Supported SerDes and data formats - Amazon Athena

Supported SerDes and data formats

Athena supports creating tables and querying data from CSV, TSV, custom-delimited, and JSON formats; data from Hadoop-related formats: ORC, Apache Avro and Parquet; logs from Logstash, AWS CloudTrail logs, and Apache WebServer logs.

Note

The formats listed in this section are used by Athena for reading data. For information about formats that Athena uses for writing data when it runs CTAS queries, see Creating a table from query results (CTAS).

To create tables and query data in these formats in Athena, specify a serializer-deserializer class (SerDe) so that Athena knows which format is used and how to parse the data.

This table lists the data formats supported in Athena and their corresponding SerDe libraries.

A SerDe is a custom library that tells the data catalog used by Athena how to handle the data. You specify a SerDe type by listing it explicitly in the ROW FORMAT part of your CREATE TABLE statement in Athena. In some cases, you can omit the SerDe name because Athena uses some SerDe types by default for certain types of data formats.
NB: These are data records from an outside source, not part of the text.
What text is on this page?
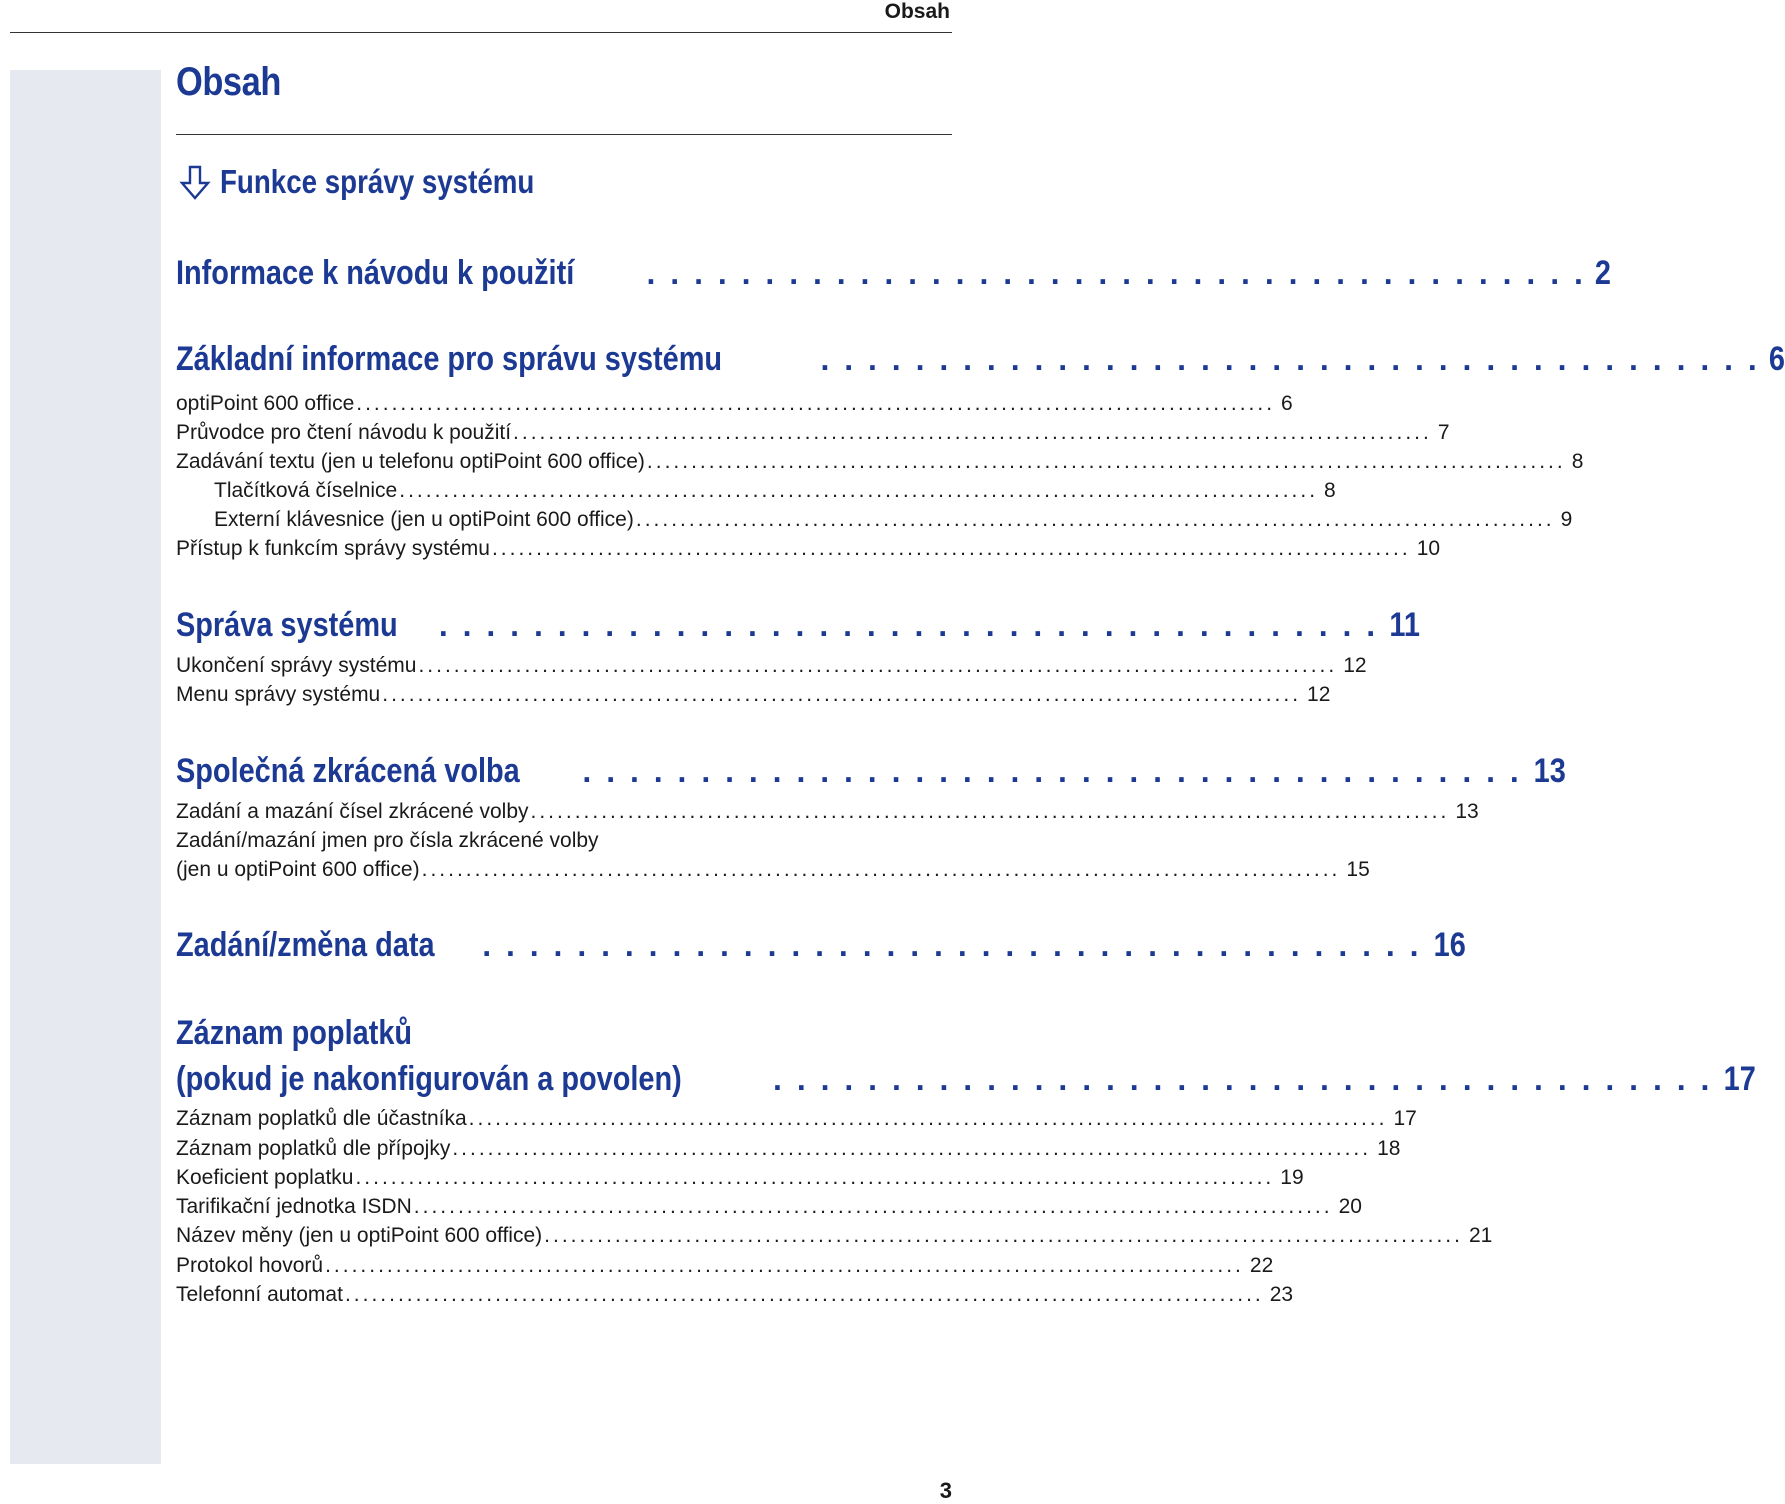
Obsah
Obsah
Funkce správy systému
Informace k návodu k použití . . . . . . . . . . . . . . . . . . . . . . . . . . . . . . . . . . . . . . . . 2
Základní informace pro správu systému	. . . . . . . . . . . . . . . . . . . . . . . . . . . . . . . . . . . . . . . . 6
optiPoint 600 office ........................................................................................................ 6
Průvodce pro čtení návodu k použití ........................................................................................................ 7
Zadávání textu (jen u telefonu optiPoint 600 office) ........................................................................................................ 8
Tlačítková číselnice ........................................................................................................ 8
Externí klávesnice (jen u optiPoint 600 office) ........................................................................................................ 9
Přístup k funkcím správy systému ........................................................................................................ 10
Správa systému . . . . . . . . . . . . . . . . . . . . . . . . . . . . . . . . . . . . . . . . 11
Ukončení správy systému ........................................................................................................ 12
Menu správy systému ........................................................................................................ 12
Společná zkrácená volba . . . . . . . . . . . . . . . . . . . . . . . . . . . . . . . . . . . . . . . . 13
Zadání a mazání čísel zkrácené volby ........................................................................................................ 13
Zadání/mazání jmen pro čísla zkrácené volby
(jen u optiPoint 600 office) ........................................................................................................ 15
Zadání/změna data . . . . . . . . . . . . . . . . . . . . . . . . . . . . . . . . . . . . . . . . 16
Záznam poplatků
(pokud je nakonfigurován a povolen)	. . . . . . . . . . . . . . . . . . . . . . . . . . . . . . . . . . . . . . . . 17
Záznam poplatků dle účastníka ........................................................................................................ 17
Záznam poplatků dle přípojky ........................................................................................................ 18
Koeficient poplatku ........................................................................................................ 19
Tarifikační jednotka ISDN ........................................................................................................ 20
Název měny (jen u optiPoint 600 office) ........................................................................................................ 21
Protokol hovorů ........................................................................................................ 22
Telefonní automat ........................................................................................................ 23
3
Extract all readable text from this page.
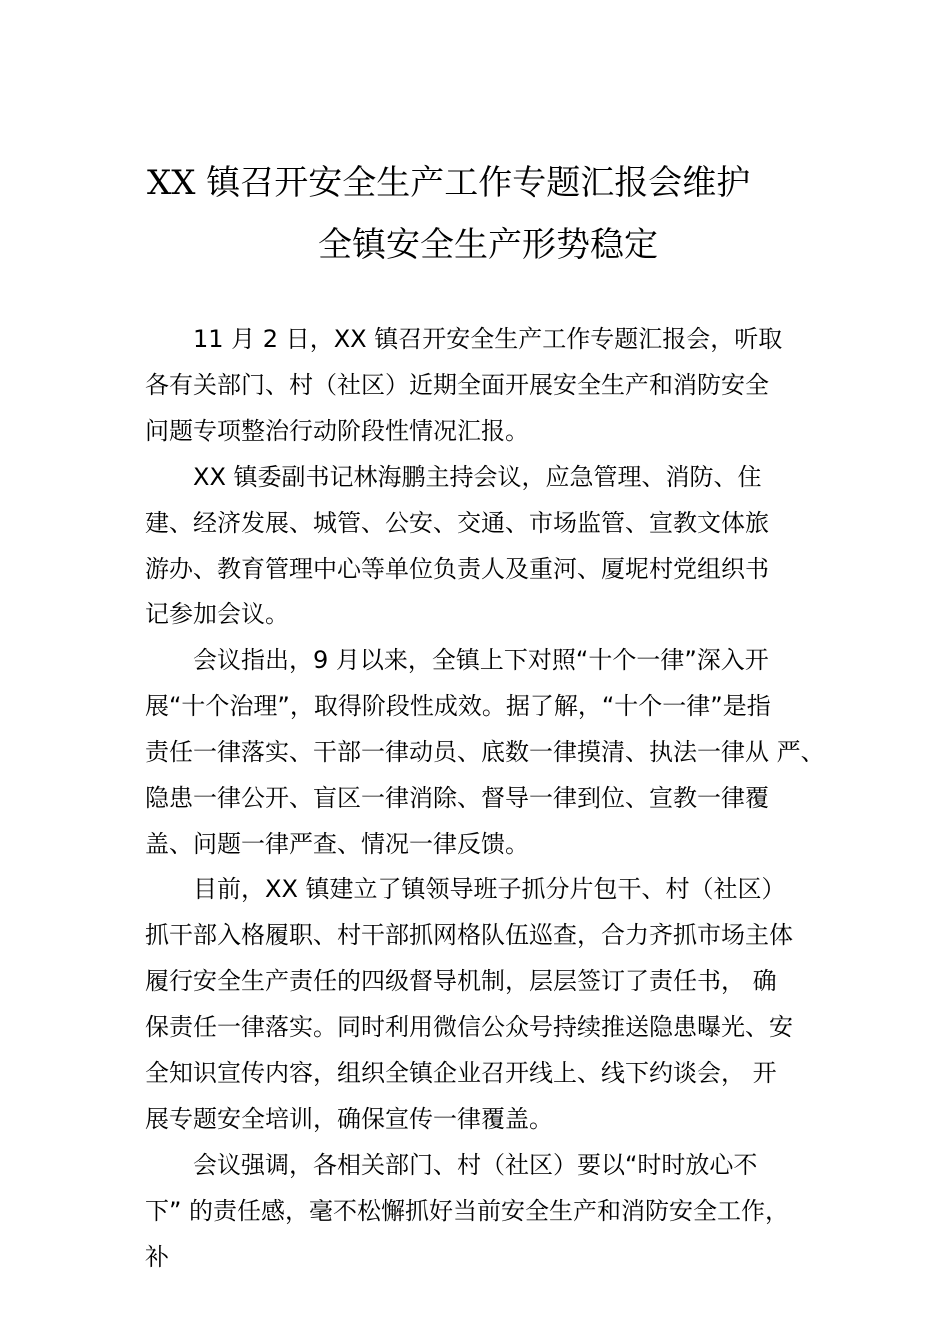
XX 镇召开安全生产工作专题汇报会维护
全镇安全生产形势稳定
11 月 2 日，XX 镇召开安全生产工作专题汇报会，听取
各有关部门、村（社区）近期全面开展安全生产和消防安全
问题专项整治行动阶段性情况汇报。
XX 镇委副书记林海鹏主持会议，应急管理、消防、住
建、经济发展、城管、公安、交通、市场监管、宣教文体旅
游办、教育管理中心等单位负责人及重河、厦坭村党组织书
记参加会议。
会议指出，9 月以来，全镇上下对照“十个一律”深入开
展“十个治理”，取得阶段性成效。据了解，“十个一律”是指
责任一律落实、干部一律动员、底数一律摸清、执法一律从 严、
隐患一律公开、盲区一律消除、督导一律到位、宣教一律覆
盖、问题一律严查、情况一律反馈。
目前，XX 镇建立了镇领导班子抓分片包干、村（社区）
抓干部入格履职、村干部抓网格队伍巡查，合力齐抓市场主体
履行安全生产责任的四级督导机制，层层签订了责任书， 确
保责任一律落实。同时利用微信公众号持续推送隐患曝光、安
全知识宣传内容，组织全镇企业召开线上、线下约谈会， 开
展专题安全培训，确保宣传一律覆盖。
会议强调，各相关部门、村（社区）要以“时时放心不
下” 的责任感，毫不松懈抓好当前安全生产和消防安全工作，
补
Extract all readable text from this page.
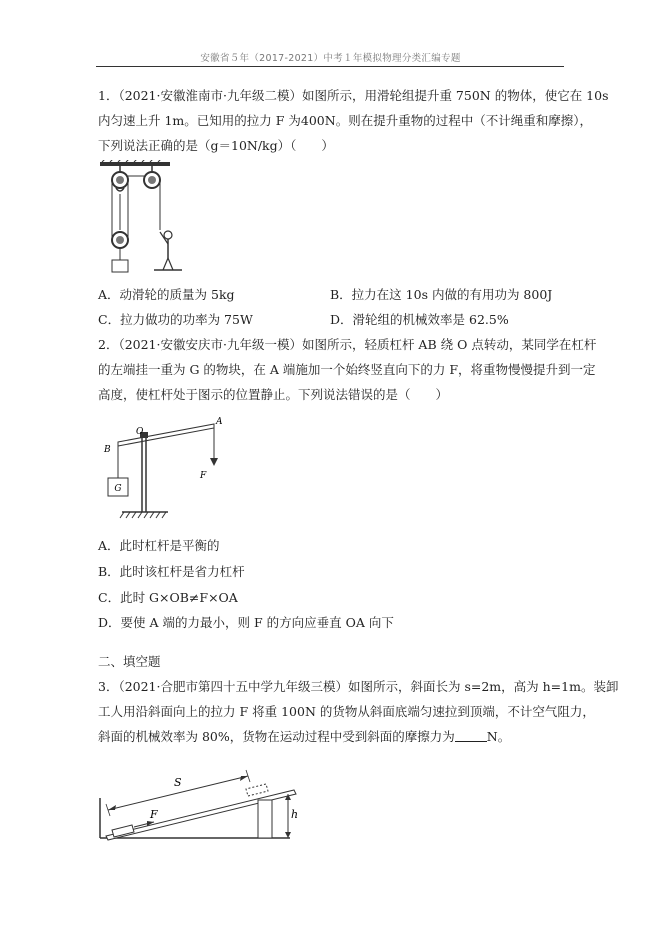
安徽省５年（2017-2021）中考１年模拟物理分类汇编专题
1．（2021·安徽淮南市·九年级二模）如图所示，用滑轮组提升重 750N 的物体，使它在 10s
内匀速上升 1m。已知用的拉力 F 为400N。则在提升重物的过程中（不计绳重和摩擦），
下列说法正确的是（g＝10N/kg）（　　）
A．动滑轮的质量为 5kg	B．拉力在这 10s 内做的有用功为 800J
C．拉力做功的功率为 75W	D．滑轮组的机械效率是 62.5%
2．（2021·安徽安庆市·九年级一模）如图所示，轻质杠杆 AB 绕 O 点转动，某同学在杠杆
的左端挂一重为 G 的物块，在 A 端施加一个始终竖直向下的力 F，将重物慢慢提升到一定
高度，使杠杆处于图示的位置静止。下列说法错误的是（　　）
G
O
A
B
F
A．此时杠杆是平衡的
B．此时该杠杆是省力杠杆
C．此时 G×OB≠F×OA
D．要使 A 端的力最小，则 F 的方向应垂直 OA 向下
二、填空题
3．（2021·合肥市第四十五中学九年级三模）如图所示，斜面长为 s=2m，高为 h=1m。装卸
工人用沿斜面向上的拉力 F 将重 100N 的货物从斜面底端匀速拉到顶端，不计空气阻力，
斜面的机械效率为 80%，货物在运动过程中受到斜面的摩擦力为	N。
S
F	h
Supported data formats and SerDes
Data format Description SerDe types supported in Athena
Amazon Ion Amazon Ion is a richly-typed, self-describing data format that is a superset of JSON, developed and open-sourced by Amazon. Use the Amazon Ion Hive SerDe.

Apache Avro

A format for storing data in Hadoop that uses JSON-based schemas for record values.

Use the Avro SerDe.

Apache Parquet

A format for columnar storage of data in Hadoop.

Use the Parquet SerDe and SNAPPY compression.

Apache WebServer logs

A format for storing logs in Apache WebServer.

Use the Grok SerDe or Regex SerDe.

CloudTrail logs

A format for storing logs in CloudTrail.

CSV (Comma-Separated Values)

For data in CSV, each line represents a data record, and each record consists of one or more fields, separated by commas.

Custom-Delimited

For data in this format, each line represents a data record, and records are separated by a custom single-character delimiter.

Use the LazySimpleSerDe for CSV, TSV, and custom-delimited files and specify a custom single-character delimiter.

JSON (JavaScript Object Notation)

For JSON data, each line represents a data record, and each record consists of attribute-value pairs and arrays, separated by commas.

Logstash logs

A format for storing logs in Logstash.

Use the Grok SerDe.

ORC (Optimized Row Columnar)

A format for optimized columnar storage of Hive data.

Use the ORC SerDe and ZLIB compression.

TSV (Tab-Separated Values)

For data in TSV, each line represents a data record, and each record consists of one or more fields, separated by tabs.

Use the LazySimpleSerDe for CSV, TSV, and custom-delimited files and specify the separator character as FIELDS TERMINATED BY '\t'.